Yesterday I took the red bus to get downtown to the convention center for the health expo so I could save approximately $8.75 in parking fees. This morning, as I was quiet, reflecting on what transpired yesterday and might happen today, I noticed through my earplugs there was a familiar sound. Could it be rain? I pulled out the purple plugs and it was indeed coming down.

Immediately I thought, perhaps I'll drive. But maybe, I should wear my rain poncho on top of my raincoat and take the mini-umbrella. Then I thought what a hassle it would be, lugging around wet gear. Is it worth saving $8.75? Then, just as quickly, I bemoaned my attitude. So what, if I'm on my period and I'd rather remain at home on the couch. Today is a special day I promised someone else I'd gather more information with them from the experts. It's that simple. I want to do this. It will be good for me to do this. Quit making it an agonizing moment and get on with the day.
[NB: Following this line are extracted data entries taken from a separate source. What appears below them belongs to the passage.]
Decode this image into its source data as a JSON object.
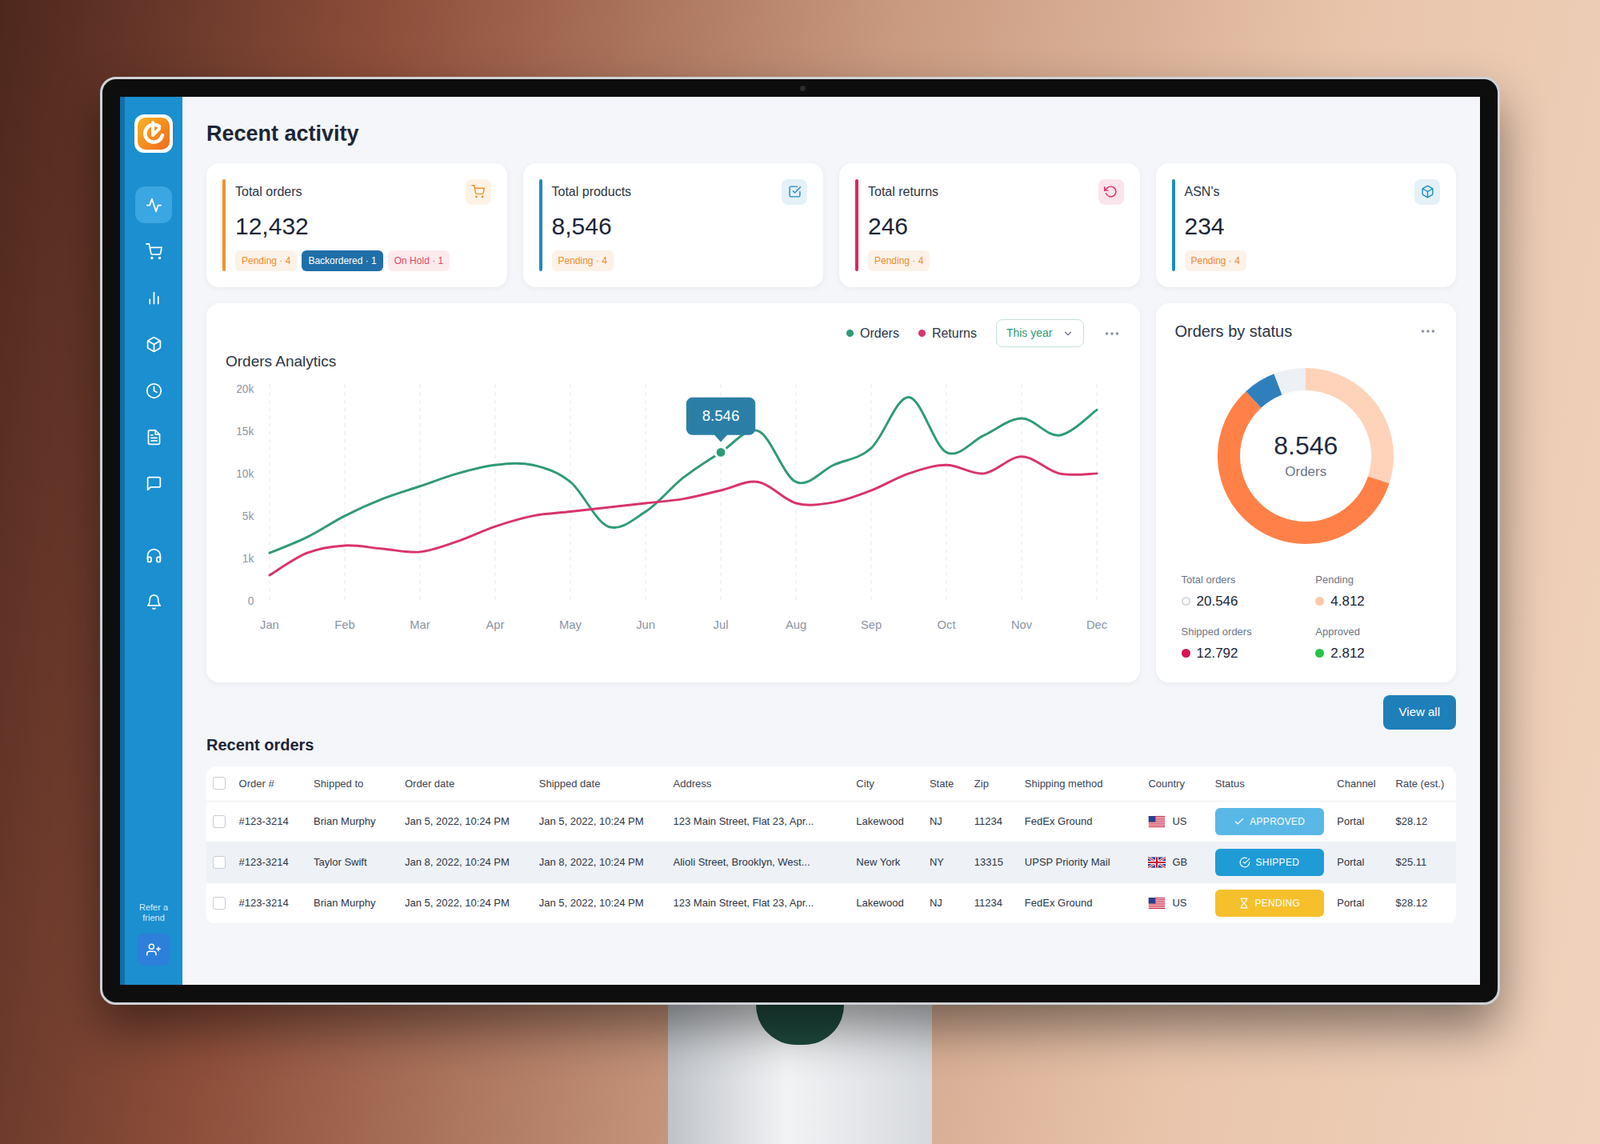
{
  "sidebar": {
    "items": [
      {
        "selected": true
      },
      {
        "selected": false
      },
      {
        "selected": false
      },
      {
        "selected": false
      },
      {
        "selected": false
      },
      {
        "selected": false
      },
      {
        "selected": false
      },
      {
        "selected": false
      },
      {
        "selected": false
      }
    ],
    "refer": "Refer a friend"
  },
  "page_title": "Recent activity",
  "stats": [
    {
      "label": "Total orders",
      "value": "12,432",
      "accent": "#f0912c",
      "badges": [
        {
          "label": "Pending · 4",
          "kind": "soft",
          "color": "#f08a2c"
        },
        {
          "label": "Backordered · 1",
          "kind": "solid",
          "color": "#1f6fa8"
        },
        {
          "label": "On Hold · 1",
          "kind": "soft",
          "color": "#e2465f"
        }
      ]
    },
    {
      "label": "Total products",
      "value": "8,546",
      "accent": "#1e8bc3",
      "badges": [
        {
          "label": "Pending · 4",
          "kind": "soft",
          "color": "#f08a2c"
        }
      ]
    },
    {
      "label": "Total returns",
      "value": "246",
      "accent": "#e0245e",
      "badges": [
        {
          "label": "Pending · 4",
          "kind": "soft",
          "color": "#f08a2c"
        }
      ]
    },
    {
      "label": "ASN's",
      "value": "234",
      "accent": "#1e8bc3",
      "badges": [
        {
          "label": "Pending · 4",
          "kind": "soft",
          "color": "#f08a2c"
        }
      ]
    }
  ],
  "chart": {
    "title": "Orders Analytics",
    "range": "This year",
    "y_ticks": [
      {
        "label": "20k",
        "value": 20000
      },
      {
        "label": "15k",
        "value": 15000
      },
      {
        "label": "10k",
        "value": 10000
      },
      {
        "label": "5k",
        "value": 5000
      },
      {
        "label": "1k",
        "value": 1000
      },
      {
        "label": "0",
        "value": 0
      }
    ],
    "x_ticks": [
      "Jan",
      "Feb",
      "Mar",
      "Apr",
      "May",
      "Jun",
      "Jul",
      "Aug",
      "Sep",
      "Oct",
      "Nov",
      "Dec"
    ],
    "series": [
      {
        "label": "Orders",
        "color": "#2f9a78",
        "values": [
          1500,
          3000,
          5000,
          7000,
          8500,
          10000,
          11000,
          11000,
          9000,
          4000,
          5500,
          9500,
          12500,
          15000,
          9000,
          11000,
          13000,
          19000,
          12500,
          14500,
          16500,
          14500,
          17500
        ]
      },
      {
        "label": "Returns",
        "color": "#d9336c",
        "values": [
          600,
          1500,
          2200,
          1900,
          1600,
          2600,
          4000,
          5000,
          5500,
          6000,
          6500,
          7000,
          8000,
          9000,
          6500,
          6600,
          8000,
          10000,
          11000,
          10000,
          12000,
          10000,
          10000
        ]
      }
    ],
    "tooltip": {
      "label": "8.546",
      "index": 12
    }
  },
  "status": {
    "title": "Orders by status",
    "total": "8.546",
    "total_label": "Orders",
    "segments": [
      {
        "share": 0.3,
        "color": "#ffd3ba"
      },
      {
        "share": 0.58,
        "color": "#ff8147"
      },
      {
        "share": 0.06,
        "color": "#2f7fbd"
      },
      {
        "share": 0.06,
        "color": "#edf0f4"
      }
    ],
    "legend": [
      {
        "label": "Total orders",
        "value": "20.546",
        "color": "#d4d9e0",
        "kind": "outline"
      },
      {
        "label": "Pending",
        "value": "4.812",
        "color": "#ffc9a8",
        "kind": "fill"
      },
      {
        "label": "Shipped orders",
        "value": "12.792",
        "color": "#d6134f",
        "kind": "fill"
      },
      {
        "label": "Approved",
        "value": "2.812",
        "color": "#27c24c",
        "kind": "fill"
      }
    ]
  },
  "view_all": "View all",
  "orders": {
    "title": "Recent orders",
    "header_checked": false,
    "columns": [
      "Order #",
      "Shipped to",
      "Order date",
      "Shipped date",
      "Address",
      "City",
      "State",
      "Zip",
      "Shipping method",
      "Country",
      "Status",
      "Channel",
      "Rate (est.)"
    ],
    "rows": [
      {
        "checked": false,
        "highlighted": false,
        "order": "#123-3214",
        "shipped_to": "Brian Murphy",
        "order_date": "Jan 5, 2022, 10:24 PM",
        "shipped_date": "Jan 5, 2022, 10:24 PM",
        "address": "123 Main Street, Flat 23, Apr...",
        "city": "Lakewood",
        "state": "NJ",
        "zip": "11234",
        "method": "FedEx Ground",
        "country": "US",
        "status": {
          "label": "APPROVED",
          "kind": "approved",
          "color": "#5ab8e6"
        },
        "channel": "Portal",
        "rate": "$28.12"
      },
      {
        "checked": false,
        "highlighted": true,
        "order": "#123-3214",
        "shipped_to": "Taylor Swift",
        "order_date": "Jan 8, 2022, 10:24 PM",
        "shipped_date": "Jan 8, 2022, 10:24 PM",
        "address": "Alioli Street, Brooklyn, West...",
        "city": "New York",
        "state": "NY",
        "zip": "13315",
        "method": "UPSP Priority Mail",
        "country": "GB",
        "status": {
          "label": "SHIPPED",
          "kind": "shipped",
          "color": "#1f9bd6"
        },
        "channel": "Portal",
        "rate": "$25.11"
      },
      {
        "checked": false,
        "highlighted": false,
        "order": "#123-3214",
        "shipped_to": "Brian Murphy",
        "order_date": "Jan 5, 2022, 10:24 PM",
        "shipped_date": "Jan 5, 2022, 10:24 PM",
        "address": "123 Main Street, Flat 23, Apr...",
        "city": "Lakewood",
        "state": "NJ",
        "zip": "11234",
        "method": "FedEx Ground",
        "country": "US",
        "status": {
          "label": "PENDING",
          "kind": "pending",
          "color": "#f6c02c"
        },
        "channel": "Portal",
        "rate": "$28.12"
      }
    ]
  }
}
On yesterday's bus ride I saw a young woman that magnetized my imaginings. She sat directly across from me in the front. She never looked at me. I couldn't take my eyes off of her. She had strawberry blond hair, clear radiant skin, and a fit sculpted body that looked hydrated and healthy. She had light eyes, I couldn't tell exactly what color since she never once looked at me, which seemed exquisitely focused on what she was carrying and where she was going. But the best part of watching this woman was observing the fact that she never once stopped smiling. It wasn't the fake, phony smile of a clown's makeup. It wasn't forced and didn't seem to take any effort at all. Like some people have perpetual frowns because of the way their face is made, this woman's smile seemed perpetual. I wondered what she was so happy about? Was it the package she was carrying in the mid-sized box taped shut on her lap? Did she have the perfect product in there that sells itself? Did she have a gift for a lover? Was there something luscious to eat she'd soon be enjoying with the best of friends? And when she got off on Gaviota, I searched to see whose smile was meeting her but saw no one and soon she was out of view.
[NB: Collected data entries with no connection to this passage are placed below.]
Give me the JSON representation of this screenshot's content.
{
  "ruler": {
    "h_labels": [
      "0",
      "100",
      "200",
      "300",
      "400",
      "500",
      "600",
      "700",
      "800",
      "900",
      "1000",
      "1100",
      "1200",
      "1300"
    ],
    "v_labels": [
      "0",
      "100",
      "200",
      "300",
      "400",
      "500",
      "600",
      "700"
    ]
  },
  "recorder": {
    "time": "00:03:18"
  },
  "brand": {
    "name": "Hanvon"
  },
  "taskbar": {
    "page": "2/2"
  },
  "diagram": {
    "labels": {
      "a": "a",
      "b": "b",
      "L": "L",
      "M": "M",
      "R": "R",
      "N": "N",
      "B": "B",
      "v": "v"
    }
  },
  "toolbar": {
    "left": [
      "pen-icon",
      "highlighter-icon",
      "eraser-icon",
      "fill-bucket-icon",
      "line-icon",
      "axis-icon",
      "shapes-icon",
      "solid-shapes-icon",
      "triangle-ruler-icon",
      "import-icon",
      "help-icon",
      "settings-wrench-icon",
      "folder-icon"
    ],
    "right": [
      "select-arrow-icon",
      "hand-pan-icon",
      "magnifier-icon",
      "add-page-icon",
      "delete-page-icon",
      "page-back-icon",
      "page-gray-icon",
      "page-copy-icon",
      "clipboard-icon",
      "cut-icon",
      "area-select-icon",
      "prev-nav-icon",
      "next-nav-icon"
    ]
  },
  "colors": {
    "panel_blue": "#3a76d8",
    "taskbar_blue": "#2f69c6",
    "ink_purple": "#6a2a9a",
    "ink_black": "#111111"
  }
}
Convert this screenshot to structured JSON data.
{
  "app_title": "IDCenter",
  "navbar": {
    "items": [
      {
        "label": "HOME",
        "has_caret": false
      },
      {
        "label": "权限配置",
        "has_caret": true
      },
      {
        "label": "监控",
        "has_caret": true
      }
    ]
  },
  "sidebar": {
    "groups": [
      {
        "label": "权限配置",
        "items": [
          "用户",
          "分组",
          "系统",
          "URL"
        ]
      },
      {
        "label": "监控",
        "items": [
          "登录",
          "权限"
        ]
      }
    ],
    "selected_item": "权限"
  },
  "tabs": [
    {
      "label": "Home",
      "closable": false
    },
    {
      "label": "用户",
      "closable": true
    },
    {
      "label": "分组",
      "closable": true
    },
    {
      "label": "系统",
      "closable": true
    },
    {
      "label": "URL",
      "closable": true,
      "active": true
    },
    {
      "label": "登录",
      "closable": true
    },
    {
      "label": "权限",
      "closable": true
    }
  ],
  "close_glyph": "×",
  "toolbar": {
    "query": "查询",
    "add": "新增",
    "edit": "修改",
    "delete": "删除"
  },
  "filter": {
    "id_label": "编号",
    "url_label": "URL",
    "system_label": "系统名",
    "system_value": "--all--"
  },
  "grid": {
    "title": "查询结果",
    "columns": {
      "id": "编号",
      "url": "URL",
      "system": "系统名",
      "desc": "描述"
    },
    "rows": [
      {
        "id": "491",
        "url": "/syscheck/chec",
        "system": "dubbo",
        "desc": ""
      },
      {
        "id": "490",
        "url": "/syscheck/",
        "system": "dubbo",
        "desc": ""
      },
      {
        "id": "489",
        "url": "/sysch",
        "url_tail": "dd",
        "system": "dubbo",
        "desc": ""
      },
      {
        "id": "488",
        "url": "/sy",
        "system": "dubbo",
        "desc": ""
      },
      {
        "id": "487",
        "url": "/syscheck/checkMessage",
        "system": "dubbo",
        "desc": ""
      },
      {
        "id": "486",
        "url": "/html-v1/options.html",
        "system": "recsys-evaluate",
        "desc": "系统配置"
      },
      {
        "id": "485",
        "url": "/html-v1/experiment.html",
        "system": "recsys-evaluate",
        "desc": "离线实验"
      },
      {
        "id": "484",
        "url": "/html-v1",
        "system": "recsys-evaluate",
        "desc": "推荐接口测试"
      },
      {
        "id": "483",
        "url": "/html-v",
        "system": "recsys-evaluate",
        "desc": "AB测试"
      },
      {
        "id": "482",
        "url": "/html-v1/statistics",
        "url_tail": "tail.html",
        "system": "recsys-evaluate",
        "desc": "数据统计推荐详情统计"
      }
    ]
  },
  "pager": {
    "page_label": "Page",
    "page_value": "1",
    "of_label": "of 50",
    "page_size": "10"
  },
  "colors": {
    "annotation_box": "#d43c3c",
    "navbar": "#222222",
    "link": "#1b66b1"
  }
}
I couldn't know where she went with her box. All I knew is I'd been touched just by being three feet apart from her for five minutes. During those five minutes, I didn't once fret or worry about myself. I wasn't concerned about my love life, financial affairs or the catastrophe in Japan. I was riveted by the peace that emanated from this human being and I wanted to feel what she looked like to me; completely engulfed in bliss, calm anticipation, and smooth movement. After she left the woman to my right started complaining to me about how our invading Libya was for the "New World Order", that our government was systematically killing us through pesticides, pouring chemtrails from planes in the skies, and putting fluoride in our water supply that has been proven to not help our teeth but instead unsteady our brains. I remembered how quickly lost that amazing sense of rejuvenation I felt after being in the redhead's aura for such a short time, after someone brought back to my consciousness so many issues that concern me as well.

I woke this morning, wishing I could face making my morning's sacred green juice or smoothie with as much bliss as I attributed to the redhead in the red bus. I wanted to jump out of bed and immediately feel engulfed in my own peace and contentment. I then remembered what Kevin Trudeau and Dr. Leonard Coldwell said about allowing one's self to worry about external situations and how that negatively impacts our own health and longevity.

It's a choice I have to make, over and over again. Every day I have the choice of how I want to feel.